My hometown of Barnesville, Georgia had one theatre during my growing up years—the Ritz. I can’t be sure what the first movie I ever saw there was, but the first one I remember was the James Bond flick Thunderball. On Saturday afternoons my mother would drop me off at the theatre with fifty cents in my pocket and with that fifty cents I would watch the double feature, watch the first movie again, and buy popcorn and a Coke. Those were the days.
I saw only two movies with my parents. One was The Green Berets, John Wayne’s movie about the Vietnam War. Let’s just say that it was in a different vein than Apocalypse Now or Coming Home. The other was the original Walking Tall, the one starring Joe Don Baker as Tennessee sheriff Buford Pusser. I think that one of the lines used in advertising that film was “It should have been a love story.” It wasn’t. It had a lot of graphic violence for 1973 and the language was, to put it mildly, quite salty. When it was over my mother said, “Why do they have to talk like that?” I answered her, based on all the worldliness that I had acquired in my fifteen years, “Because that’s just the way it is in the real world, Mama.” I’m not sure whether she sniffed or shrugged at me, but either way she dismissed the thought as silly. Folks didn’t talk that way in her real world.

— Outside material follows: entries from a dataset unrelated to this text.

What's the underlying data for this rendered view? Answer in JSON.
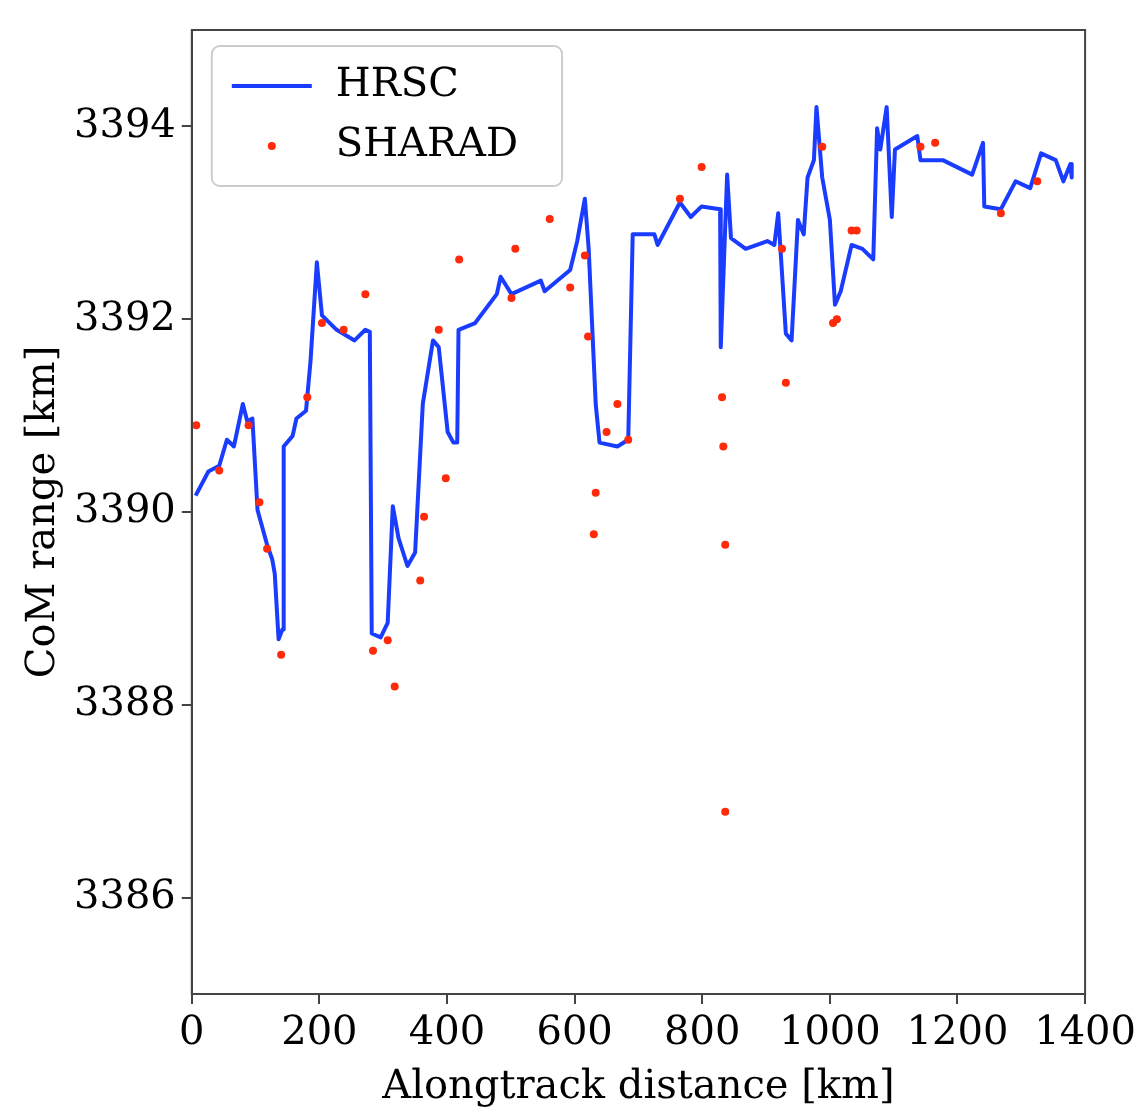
{
  "chart_data": {
    "type": "line",
    "xlabel": "Alongtrack distance [km]",
    "ylabel": "CoM range [km]",
    "xlim": [
      0,
      1400
    ],
    "xticks": [
      0,
      200,
      400,
      600,
      800,
      1000,
      1200,
      1400
    ],
    "ylim": [
      3385,
      3395
    ],
    "yticks": [
      3386,
      3388,
      3390,
      3392,
      3394
    ],
    "grid": false,
    "legend": "top left",
    "series": [
      {
        "name": "HRSC",
        "color": "#1a3cff",
        "marker": "none",
        "x": [
          6,
          26,
          43,
          55,
          66,
          80,
          87,
          95,
          103,
          118,
          126,
          130,
          136,
          142,
          144,
          158,
          164,
          179,
          186,
          196,
          204,
          227,
          255,
          272,
          279,
          282,
          296,
          307,
          315,
          324,
          338,
          350,
          362,
          378,
          387,
          401,
          410,
          416,
          418,
          444,
          478,
          484,
          501,
          547,
          553,
          593,
          604,
          616,
          622,
          633,
          639,
          667,
          684,
          691,
          725,
          730,
          765,
          782,
          799,
          828,
          829,
          839,
          845,
          868,
          902,
          913,
          919,
          931,
          940,
          950,
          959,
          965,
          975,
          979,
          988,
          1000,
          1008,
          1017,
          1034,
          1051,
          1068,
          1074,
          1079,
          1089,
          1097,
          1102,
          1137,
          1142,
          1177,
          1223,
          1240,
          1242,
          1268,
          1291,
          1314,
          1331,
          1354,
          1366,
          1377,
          1379
        ],
        "values": [
          3390.17,
          3390.42,
          3390.48,
          3390.75,
          3390.68,
          3391.12,
          3390.94,
          3390.97,
          3390.02,
          3389.66,
          3389.51,
          3389.36,
          3388.68,
          3388.78,
          3390.68,
          3390.79,
          3390.97,
          3391.05,
          3391.56,
          3392.59,
          3392.04,
          3391.89,
          3391.78,
          3391.89,
          3391.87,
          3388.74,
          3388.7,
          3388.85,
          3390.06,
          3389.73,
          3389.44,
          3389.58,
          3391.12,
          3391.78,
          3391.71,
          3390.83,
          3390.72,
          3390.72,
          3391.89,
          3391.96,
          3392.26,
          3392.44,
          3392.26,
          3392.4,
          3392.29,
          3392.51,
          3392.81,
          3393.25,
          3392.73,
          3391.12,
          3390.72,
          3390.68,
          3390.75,
          3392.88,
          3392.88,
          3392.77,
          3393.21,
          3393.06,
          3393.17,
          3393.14,
          3391.71,
          3393.5,
          3392.84,
          3392.73,
          3392.81,
          3392.77,
          3393.1,
          3391.85,
          3391.78,
          3393.03,
          3392.88,
          3393.47,
          3393.65,
          3394.2,
          3393.47,
          3393.03,
          3392.15,
          3392.29,
          3392.77,
          3392.73,
          3392.62,
          3393.98,
          3393.76,
          3394.2,
          3393.06,
          3393.76,
          3393.9,
          3393.65,
          3393.65,
          3393.5,
          3393.83,
          3393.17,
          3393.14,
          3393.43,
          3393.36,
          3393.72,
          3393.65,
          3393.43,
          3393.61,
          3393.47
        ]
      },
      {
        "name": "SHARAD",
        "type": "scatter",
        "color": "#ff2a0a",
        "marker": "circle",
        "x": [
          7,
          43,
          89,
          106,
          118,
          140,
          181,
          204,
          238,
          272,
          284,
          307,
          318,
          358,
          364,
          387,
          398,
          419,
          501,
          507,
          561,
          593,
          616,
          621,
          630,
          633,
          650,
          667,
          684,
          765,
          799,
          831,
          833,
          836,
          836,
          925,
          931,
          988,
          1005,
          1011,
          1034,
          1042,
          1142,
          1165,
          1268,
          1325
        ],
        "values": [
          3390.9,
          3390.43,
          3390.9,
          3390.1,
          3389.62,
          3388.52,
          3391.19,
          3391.96,
          3391.89,
          3392.26,
          3388.56,
          3388.67,
          3388.19,
          3389.29,
          3389.95,
          3391.89,
          3390.35,
          3392.62,
          3392.22,
          3392.73,
          3393.04,
          3392.33,
          3392.66,
          3391.82,
          3389.77,
          3390.2,
          3390.83,
          3391.12,
          3390.75,
          3393.25,
          3393.58,
          3391.19,
          3390.68,
          3389.66,
          3386.89,
          3392.73,
          3391.34,
          3393.79,
          3391.96,
          3392.0,
          3392.92,
          3392.92,
          3393.79,
          3393.83,
          3393.1,
          3393.43
        ]
      }
    ]
  }
}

In recent days we’ve watched two of the movies that are up for Best Picture tonight: The Departed and Little Miss Sunshine. It goes without saying that they are both excellent movies. The Departed is a Martin Scorsese directed crime drama starring Leonardo Dicaprio, Matt Damon, and Jack Nicholson. The performances are mesmerizing, the story engrossing, and the climax, at least in my opinion, disappointing. And the language is atrocious. But, folks talk that way in the real world. Little Miss Sunshine is a wonderfully enjoyable movie. At times it is hilarious, at other times heartbreaking, and at yet other times embarrassing (in the sense that you’re embarrassed for the characters because of the situations they’re facing). The cast is outstanding, especially Abigail Breslin, who plays the little girl whose family is determined to get her to a beauty contest hundreds of miles away. And, at times, the language is atrocious. But, folks talk that way in the real world.

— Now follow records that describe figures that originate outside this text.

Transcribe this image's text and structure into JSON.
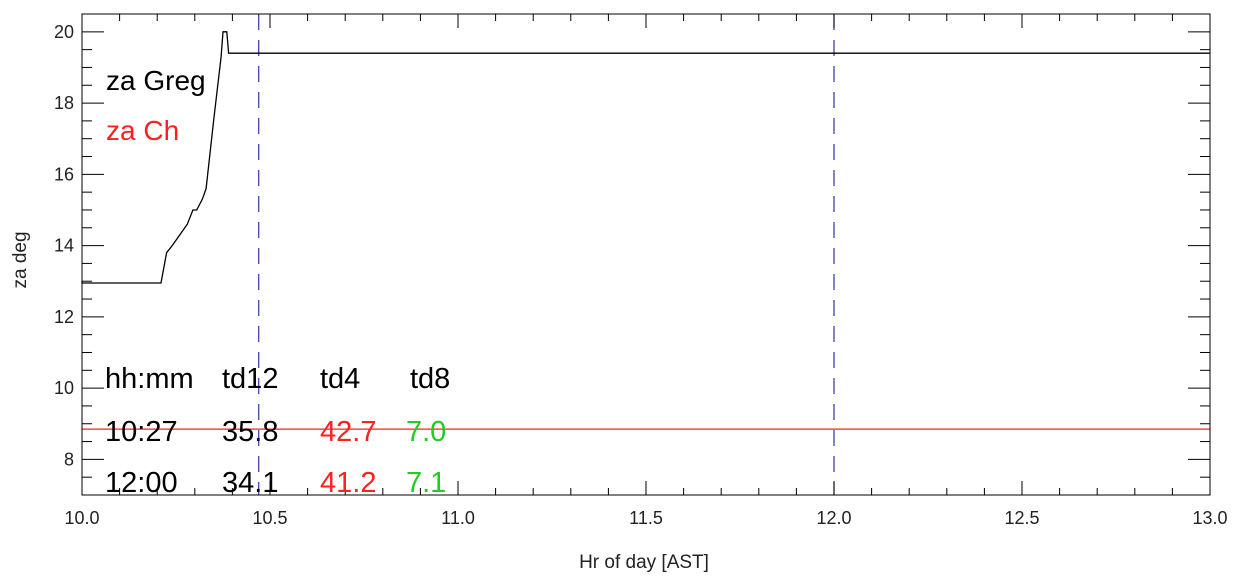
{
  "chart_data": {
    "type": "line",
    "xlabel": "Hr of day [AST]",
    "ylabel": "za deg",
    "xlim": [
      10.0,
      13.0
    ],
    "ylim": [
      7.0,
      20.5
    ],
    "x_ticks": [
      "10.0",
      "10.5",
      "11.0",
      "11.5",
      "12.0",
      "12.5",
      "13.0"
    ],
    "y_ticks": [
      "8",
      "10",
      "12",
      "14",
      "16",
      "18",
      "20"
    ],
    "grid": false,
    "legend": {
      "placement": "top-left",
      "entries": [
        {
          "label": "za Greg",
          "color": "#000000"
        },
        {
          "label": "za Ch",
          "color": "#ff2020"
        }
      ]
    },
    "series": [
      {
        "name": "za Greg",
        "color": "#000000",
        "points": [
          [
            10.0,
            13.0
          ],
          [
            10.0,
            12.95
          ],
          [
            10.21,
            12.95
          ],
          [
            10.225,
            13.8
          ],
          [
            10.24,
            14.0
          ],
          [
            10.26,
            14.3
          ],
          [
            10.28,
            14.6
          ],
          [
            10.295,
            15.0
          ],
          [
            10.305,
            15.0
          ],
          [
            10.32,
            15.3
          ],
          [
            10.33,
            15.6
          ],
          [
            10.35,
            17.5
          ],
          [
            10.37,
            19.3
          ],
          [
            10.375,
            20.0
          ],
          [
            10.385,
            20.0
          ],
          [
            10.39,
            19.4
          ],
          [
            13.0,
            19.4
          ]
        ]
      },
      {
        "name": "za Ch",
        "color": "#ff2020",
        "points": [
          [
            10.0,
            8.85
          ],
          [
            13.0,
            8.85
          ]
        ]
      }
    ],
    "vlines": [
      {
        "x": 10.47,
        "color": "#3333aa",
        "style": "dashed"
      },
      {
        "x": 12.0,
        "color": "#3333aa",
        "style": "dashed"
      }
    ],
    "annotation_table": {
      "header": [
        "hh:mm",
        "td12",
        "td4",
        "td8"
      ],
      "rows": [
        [
          "10:27",
          "35.8",
          "42.7",
          "7.0"
        ],
        [
          "12:00",
          "34.1",
          "41.2",
          "7.1"
        ]
      ],
      "column_colors": [
        "#000000",
        "#000000",
        "#ff2020",
        "#22cc22"
      ]
    }
  }
}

Well, I have to agree with Mama (shrug, sniff): they don’t talk that way in mine, and I’m glad. And frankly, it bothers me to have to put up with it in order to see these otherwise outstanding cinematic achievements.

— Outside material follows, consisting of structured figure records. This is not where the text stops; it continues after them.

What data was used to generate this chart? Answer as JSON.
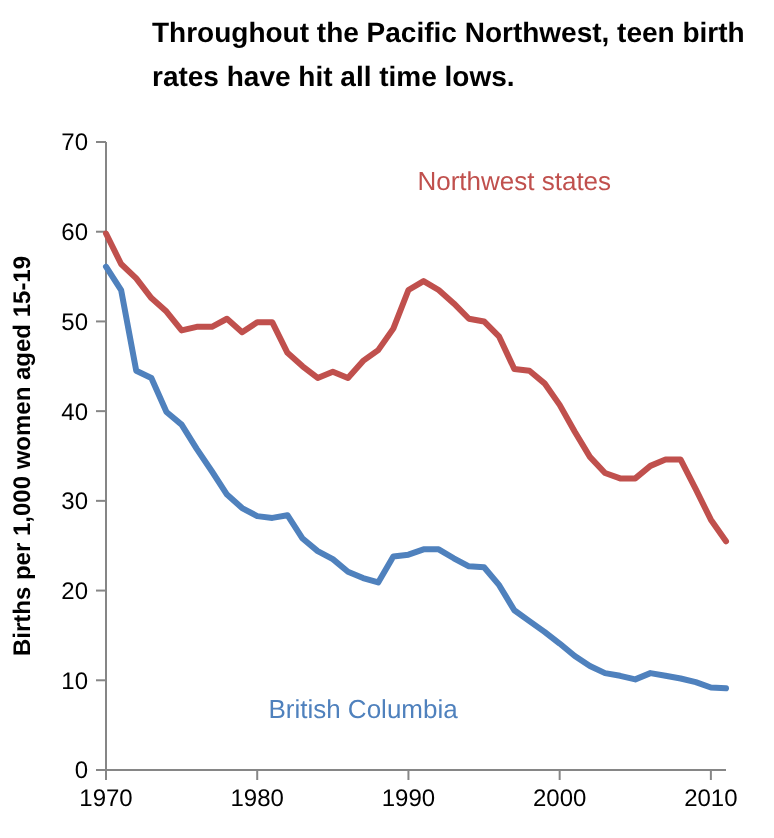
{
  "chart_data": {
    "type": "line",
    "title": "Throughout the Pacific Northwest, teen birth rates have hit all time lows.",
    "ylabel": "Births per 1,000 women aged 15-19",
    "x": [
      1970,
      1971,
      1972,
      1973,
      1974,
      1975,
      1976,
      1977,
      1978,
      1979,
      1980,
      1981,
      1982,
      1983,
      1984,
      1985,
      1986,
      1987,
      1988,
      1989,
      1990,
      1991,
      1992,
      1993,
      1994,
      1995,
      1996,
      1997,
      1998,
      1999,
      2000,
      2001,
      2002,
      2003,
      2004,
      2005,
      2006,
      2007,
      2008,
      2009,
      2010,
      2011
    ],
    "series": [
      {
        "name": "Northwest states",
        "color": "#c0504d",
        "values": [
          59.8,
          56.4,
          54.8,
          52.6,
          51.1,
          49.0,
          49.4,
          49.4,
          50.3,
          48.8,
          49.9,
          49.9,
          46.5,
          45.0,
          43.7,
          44.4,
          43.7,
          45.6,
          46.8,
          49.2,
          53.5,
          54.5,
          53.5,
          52.0,
          50.3,
          50.0,
          48.3,
          44.7,
          44.5,
          43.1,
          40.7,
          37.7,
          34.9,
          33.1,
          32.5,
          32.5,
          33.9,
          34.6,
          34.6,
          31.3,
          27.9,
          25.5
        ]
      },
      {
        "name": "British Columbia",
        "color": "#4f81bd",
        "values": [
          56.1,
          53.5,
          44.5,
          43.7,
          39.9,
          38.5,
          35.8,
          33.3,
          30.7,
          29.2,
          28.3,
          28.1,
          28.4,
          25.8,
          24.4,
          23.5,
          22.1,
          21.4,
          20.9,
          23.8,
          24.0,
          24.6,
          24.6,
          23.6,
          22.7,
          22.6,
          20.6,
          17.8,
          16.6,
          15.4,
          14.1,
          12.7,
          11.6,
          10.8,
          10.5,
          10.1,
          10.8,
          10.5,
          10.2,
          9.8,
          9.2,
          9.1
        ]
      }
    ],
    "xlim": [
      1970,
      2011
    ],
    "xticks": [
      1970,
      1980,
      1990,
      2000,
      2010
    ],
    "ylim": [
      0,
      70
    ],
    "yticks": [
      0,
      10,
      20,
      30,
      40,
      50,
      60,
      70
    ],
    "grid": false,
    "legend": false,
    "marker": "none",
    "line_style": "solid"
  }
}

Now, I’m no prude about this. I’ll be the first to admit that if Clark Gable had said, “Frankly, my dear, I don’t give a hoot,” it would not have had the same effect. I just fail to see why professional screenwriters can’t come up with anything better than “I’m going to (bleep) your (bleep) head off if you don’t (bleep) tell me what I (bleep) need to know.” I also fail to understand why, in order to convey that a character is upset, most screenwriters can’t come up with anything more original than having the character stomp his foot or throw something against the wall and say, “Bleep.”
In my opinion, those screenwriters are not earning their money. They need to exercise a few more brain cells, type a little longer, muster up a little more creativity, and find some better ways and better words to give their characters to express their thoughts and emotions.
I’m sure that I’m way too simplistic in how I look at this, but to me, they just make otherwise very smart movies sound dumb.